In stronger winds ( 8 MPH or stronger ) pulling the brakes all the way down could pull you backwards and cause the wing to drag you after you flare. Instead of executing full arm extension in the flare, pull the brakes down just as much as needed from the chest position. As you practice, you can fine tune your feel to adjust how much brake to pull to adjust the rate of descent. In winds like this, you will not need to move much faster than a trot on landing and often will not have any forward speed at touchdown. As with all other aspects of flying, practice will help polish the techniques and feel.
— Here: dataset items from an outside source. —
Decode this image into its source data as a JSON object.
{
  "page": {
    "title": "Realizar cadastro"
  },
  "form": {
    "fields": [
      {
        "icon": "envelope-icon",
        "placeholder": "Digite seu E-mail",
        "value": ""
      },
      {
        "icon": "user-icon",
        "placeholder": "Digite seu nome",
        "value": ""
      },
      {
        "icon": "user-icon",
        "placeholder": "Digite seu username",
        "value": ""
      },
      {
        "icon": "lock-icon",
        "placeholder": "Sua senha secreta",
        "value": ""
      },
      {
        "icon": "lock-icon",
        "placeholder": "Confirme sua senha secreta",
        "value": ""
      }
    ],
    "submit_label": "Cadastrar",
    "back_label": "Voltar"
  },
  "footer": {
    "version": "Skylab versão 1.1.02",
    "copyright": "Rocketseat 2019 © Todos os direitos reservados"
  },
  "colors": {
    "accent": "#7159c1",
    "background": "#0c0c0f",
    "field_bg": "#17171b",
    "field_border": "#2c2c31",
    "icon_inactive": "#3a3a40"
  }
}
Dividing the flair into two stages makes it easier to learn the timing. After you learn the feel and get familiar with the flare speed and descent speed management, you will not have to think about the specific feet anymore. As you practice landings, the flare will become fluid and will become one motion (Slower pull at first with a slightly stronger pull at the end – progressive speed) with varying speed throughout the flare. However, timing will vary based on the conditions.  The factors include the following:  thermals, wind gusts, density altitude, and how much airspeed the glider had on approach. You will also learn how far to extend the flare with regard to wind conditions (less pull in stronger winds and a full flare in any light wind situations).

If timing goes wrong:

  • If you are below 10 feet, hold the flare. If you let the brakes up after a full flare, the wing could surge forward and swing you into the ground. This has potential to be even worse than a full stall from this height.  From 10 feet, most entry paragliders will go into a parachutal mode and the descent rate will be manageable.  Make sure your legs are bent and be prepared to go into a roll onto the ground to absorb some of this extra vertical speed.
  • If you are above 10 feet, let the brakes smoothly back up to chest height. This will aid in prevention of a stall and help the glider maintain airspeed for flair. You can then do a finish flare again when you descend below the 5 ft level.